Wat was er de afgelopen jaren verder te zien? In de tentoonstelling Remix Rotterdam werden objecten uit de collecties van Boijmans Van Beuningen en het Wereldmuseum gemengd, in het kader van de serie Boijmans bij de Buren. Uitgangspunt was het thema ‘ontmoetingen’: universele, artistieke, commerciële en koloniale ontmoetingen. Net als bij de tentoonstelling Powermask, die het Wereldmuseum kort voor de verbouwing programmeerde, was een kunstenaar betrokken bij de opzet: De Rotterdammer Paul van der Eerden was uitgenodigd om de museale collecties van Boijmans en Wereldmuseum te verbinden. Dat leverde een minder spectaculair resultaat op dan bij Powermask, want de Antwerpse modeontwerper Walter Van Beirendonck, de curator van deze laatste tentoonstelling, is een flamboyantere persoonlijkheid dan Van der Eerden. Maar Van der Eerden brengt wel een grote kennis van outsider art, etnografica en volkskunst mee, waarvan we in deze tentoonstelling echter niet veel van merkten. Hij had in het kleine zalencircuit van Remix Rotterdam wellicht te weinig ruimte om echt uit te kunnen pakken.

Genderful

En toen was daar plotseling de tentoonstelling What a genderful world. Die had ik al twee keer in het Tropenmuseum in Amsterdam gezien, waar die lang heeft gestaan. Wat nu, was mijn verhitte reactie, is het de bedoeling dat Rotterdam voortaan de afdankertjes uit Amsterdam krijgt? Ik ben de tentoonstelling opnieuw gaan zien, nu dus in het Wereldmuseum. Het werd me snel duidelijk: het nieuwe Wereldmuseum maakt geen tentoonstellingen voor mensen die ook in Amsterdam tentoonstellingen bezoeken. Het Wereldmuseum wil  niet het reguliere, mobiele museumpubliek bereiken, wil andere verhalen vertellen dan de ‘traditionele’ musea, mikt op een ander publiek. Dat bleek uit allerlei betekenisvolle details, zoals de beschrijvingen van de getoonde museale voorwerpen: in de kleinst leesbare letter. Het ging om de boodschap, het verhaal, niet om het voorwerp.

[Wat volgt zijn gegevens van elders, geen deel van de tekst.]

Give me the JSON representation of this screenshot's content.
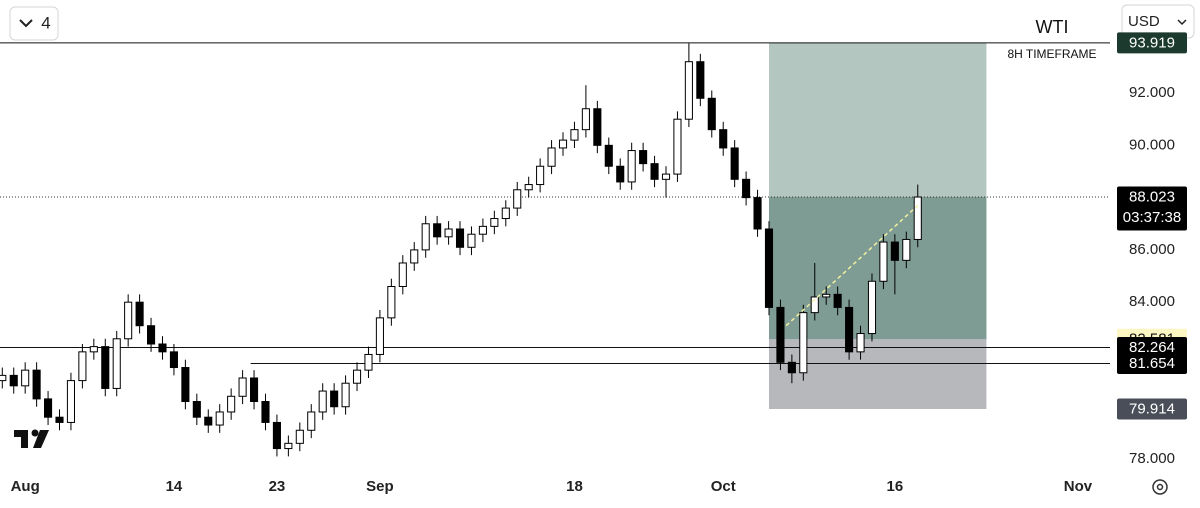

Onder de raadselachtige kop “Hoe word je een gender?” worden in de folder de vragen geformuleerd waarover de tentoonstelling handelde: bewustwording van gender als spectrum, hoe wordt over de hele wereld naar gender gekeken, bepaalt jouw lichaam je gender, wat wordt van jouw gender verwacht? Het aardige is dat de wereldwijde en historische blik van een etnografisch museum wel weg weet met dit soort vragen. Er waren en zijn nogal wat culturen waarin het harde onderscheid man/vrouw wordt gerelativeerd. Tussen mannelijkheid en vrouwelijkheid liggen nogal wat stappen en in verschillende culturen is er een breder spectrum aan gendervormen aanwezig (geweest). Kleurrijke voorbeelden van over de hele wereld kwamen in de tentoonstelling langs. Het was geen straf om die nog een derde keer te zien.

Waarschijnlijk zette What a genderful world meer dan Dossier Indië de toon voor het nieuwe tentoonstellingsbeleid van het Wereldmuseum. Ook latere tentoonstellingen gaan over identiteitsvorming, lifestyle, het lichaam en zijn bekleding, textiel in het algemeen, als expressiemiddel. Erg modieus dus allemaal, helemaal van deze tijd met zijn oeverloze discussie over identiteiten. Is het Wereldmuseum verstrikt geraakt in het discours van identity politics? En toch: Zijn etnografische musea niet al vanaf hun ontstaan juist bezig met culturen, subculturen, en identiteiten? Wellicht zijn dit soort musea met hun eeuwenoude en wereldwijde collecties wel juist heel erg op hun plaats in het hedendaagse identiteitsdebat. Het beschrijven, classificeren en duiden van (sub)culturele uitingsvormen zit dit type musea in de genen.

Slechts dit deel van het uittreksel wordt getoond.